Aberrant DNC mechanisms in schizophrenia dlPFC layer III. Schematic summarizing changes in DNC mechanisms in schizophrenia dlPFC layer III due to genetic predispositions and neuropathological changes from postmortem studies. For example, both genetic and postmortem studies have revealed a decrement in acetylcholine nic-α7R and glutamate NMDAR signaling. Translocations in the Disc1 gene have been implicated in mental illness and in particular schizophrenia. DISC1 serves as a scaffold for the family of phosphodiesterases (e.g., PDE4A) that hydrolyze cAMP signaling, which have also been genetically linked to schizophrenia. ImmunoEM studies of monkey dlPFC layer III spines show that DISC1 anchors PDE4A near the spine apparatus, adjacent to HCN channels. In vitro studies show that PDE4 activity is inhibited by MK2 signaling during inflammation. If similar actions occur in human PFC in response to inflammation, e.g. in utero and/or during adolescence at the onset of illness, dysregulated cAMP–calcium signaling may lead to weaker connections and loss of spines. Schizophrenia is also associated with elevation in mGluR1α which drives internal calcium release.
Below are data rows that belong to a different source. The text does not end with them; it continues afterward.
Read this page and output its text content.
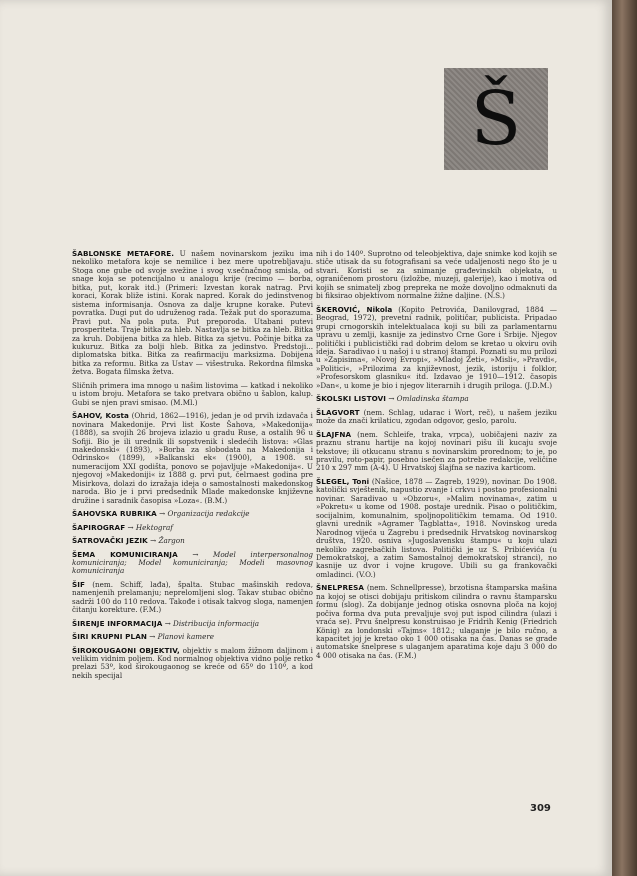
Š

ŠABLONSKE METAFORE. U našem novinarskom jeziku ima nekoliko metafora koje se nemilice i bez mere upotrebljavaju. Stoga one gube od svoje svežine i svog v.sečnačnog smisla, od snage koja se potencijalno u analogu krije (recimo — borba, bitka, put, korak itd.) (Primeri: Izvestan korak natrag. Prvi koraci, Korak bliže istini. Korak napred. Korak do jedinstvenog sistema informisanja. Osnova za dalje krupne korake. Putevi povratka. Dugi put do udruženog rada. Težak put do sporazuma. Pravi put. Na pola puta. Put preporoda. Utabani putevi prosperiteta. Traje bitka za hleb. Nastavlja se bitka za hleb. Bitka za kruh. Dobijena bitka za hleb. Bitka za sjetvu. Počinje bitka za kukuruz. Bitka za bolji hleb. Bitka za jedinstvo. Predstoji... diplomatska bitka. Bitka za reafirmaciju marksizma. Dobijena bitka za reformu. Bitka za Ustav — višestruka. Rekordna filmska žetva. Bogata filmska žetva.

Sličnih primera ima mnogo u našim listovima — katkad i nekoliko u istom broju. Metafora se tako pretvara obično u šablon, kalup. Gubi se njen pravi smisao. (M.Ml.)

ŠAHOV, Kosta (Ohrid, 1862—1916), jedan je od prvih izdavača i novinara Makedonije. Prvi list Koste Šahova, »Makedonija« (1888), sa svojih 26 brojeva izlazio u gradu Ruse, a ostalih 96 u Sofiji. Bio je ili urednik ili sopstvenik i sledećih listova: »Glas makedonski« (1893), »Borba za slobodata na Makedonija i Odrinsko« (1899), »Balkanski ek« (1900), a 1908. su numeracijom XXI godišta, ponovo se pojavljuje »Makedonija«. U njegovoj »Makedoniji« iz 1888 g. prvi put, čelrnaest godina pre Misirkova, dolazi do izražaja ideja o samostalnosti makedonskog naroda. Bio je i prvi predsednik Mlade makedonske književne družine i saradnik časopisa »Loza«. (B.M.)

ŠAHOVSKA RUBRIKA → Organizacija redakcije

ŠAPIROGRAF → Hektograf

ŠATROVAČKI JEZIK → Žargon

ŠEMA KOMUNICIRANJA → Model interpersonalnog komuniciranja; Model komuniciranja; Modeli masovnog komuniciranja

ŠIF (nem. Schiff, lađa), špalta. Stubac mašinskih redova, namenjenih prelamanju; neprelomljeni slog. Takav stubac obično sadrži 100 do 110 redova. Takođe i otisak takvog sloga, namenjen čitanju korekture. (F.M.)

ŠIRENJE INFORMACIJA → Distribucija informacija

ŠIRI KRUPNI PLAN → Planovi kamere

ŠIROKOUGAONI OBJEKTIV, objektiv s malom žižnom daljinom i velikim vidnim poljem. Kod normalnog objektiva vidno polje retko prelazi 53º, kod širokougaonog se kreće od 65º do 110º, a kod nekih specijal

nih i do 140º. Suprotno od teleobjektiva, daje snimke kod kojih se stiče utisak da su fotografisani sa veće udaljenosti nego što je u stvari. Koristi se za snimanje građevinskih objekata, u ograničenom prostoru (izložbe, muzeji, galerije), kao i motiva od kojih se snimatelj zbog prepreka ne može dovoljno odmaknuti da bi fiksirao objektivom normalne žižne daljine. (N.S.)

ŠKEROVIĆ, Nikola (Kopito Petrovića, Danilovgrad, 1884 — Beograd, 1972), prevetni radnik, političar, publicista. Pripadao grupi crnogorskih intelektualaca koji su bili za parlamentarnu upravu u zemlji, kasnije za jedinstvo Crne Gore i Srbije. Njegov politički i publicistički rad dobrim delom se kretao u okviru ovih ideja. Saradivao i u našoj i u stranoj štampi. Poznati su mu prilozi u »Zapisima«, »Novoj Evropi«, »Mladoj Zeti«, »Misli«, »Pravdi«, »Politici«, »Prilozima za književnost, jezik, istoriju i folklor, »Profesorskom glasniku« itd. Izdavao je 1910—1912. časopis »Dan«, u kome je bio i njegov literarnih i drugih priloga. (J.D.M.)

ŠKOLSKI LISTOVI → Omladinska štampa

ŠLAGVORT (nem. Schlag, udarac i Wort, reč), u našem jeziku može da znači krilaticu, zgodan odgovor, geslo, parolu.

ŠLAJFNA (nem. Schleife, traka, vrpca), uobičajeni naziv za praznu stranu hartije na kojoj novinari pišu ili kucaju svoje tekstove; ili otkucanu stranu s novinarskim prorednom; to je, po pravilu, roto-papir, posebno isečen za potrebe redakcije, veličine 210 x 297 mm (A-4). U Hrvatskoj šlajfna se naziva karticom.

ŠLEGEL, Toni (Našice, 1878 — Zagreb, 1929), novinar. Do 1908. katolički svještenik, napustio zvanje i crkvu i postao profesionalni novinar. Saradivao u »Obzoru«, »Malim novinama«, zatim u »Pokretu« u kome od 1908. postaje urednik. Pisao o političkim, socijalnim, komunalnim, spoljnopolitičkim temama. Od 1910. glavni urednik »Agramer Tagblatta«, 1918. Novinskog ureda Narodnog vijeća u Zagrebu i predsednik Hrvatskog novinarskog društva, 1920. osniva »Jugoslavensku štampu« u koju ulazi nekoliko zagrebačkih listova. Politički je uz S. Pribićevića (u Demokratskoj, a zatim Samostalnoj demokratskoj stranci), no kasnije uz dvor i vojne krugove. Ubili su ga frankovački omladinci. (V.O.)

ŠNELPRESA (nem. Schnellpresse), brzotisna štamparska mašina na kojoj se otisci dobijaju pritiskom cilindra o ravnu štamparsku formu (slog). Za dobijanje jednog otiska osnovna ploča na kojoj počiva forma dva puta prevaljuje svoj put ispod cilindra (ulazi i vraća se). Prvu šnelpresu konstruisao je Fridrih Kenig (Friedrich König) za londonski »Tajms« 1812.; ulaganje je bilo ručno, a kapacitet joj je kretao oko 1 000 otisaka na čas. Danas se grade automatske šnelprese s ulaganjem aparatima koje daju 3 000 do 4 000 otisaka na čas. (F.M.)

309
The activity of mGluR1α is inhibited by regulator of G protein signaling 4 (RGS4), positioned perisynaptically to gate signaling. Recent layer III pyramidal cell-type specific studies have also revealed downregulation of RGS4 mRNA in schizophrenia, which is predicted to result in dysregulated feedforward cAMP–calcium signaling. Finally, neuroimaging studies have suggested elevation in D1R in drug naïve patients which would further exaggerate a vicious cycle. These perturbations are thought to converge of impairments in actin cytoskeleton and mitochondria in dlPFC layer III pyramidal cells in schizophrenia, leading to enhanced vulnerability and weakening of network connectivity. In sum, various studies in schizophrenia suggest alterations that increase the generation of cAMP–calcium signaling and decrease mechanisms that moderate cAMP–calcium signaling.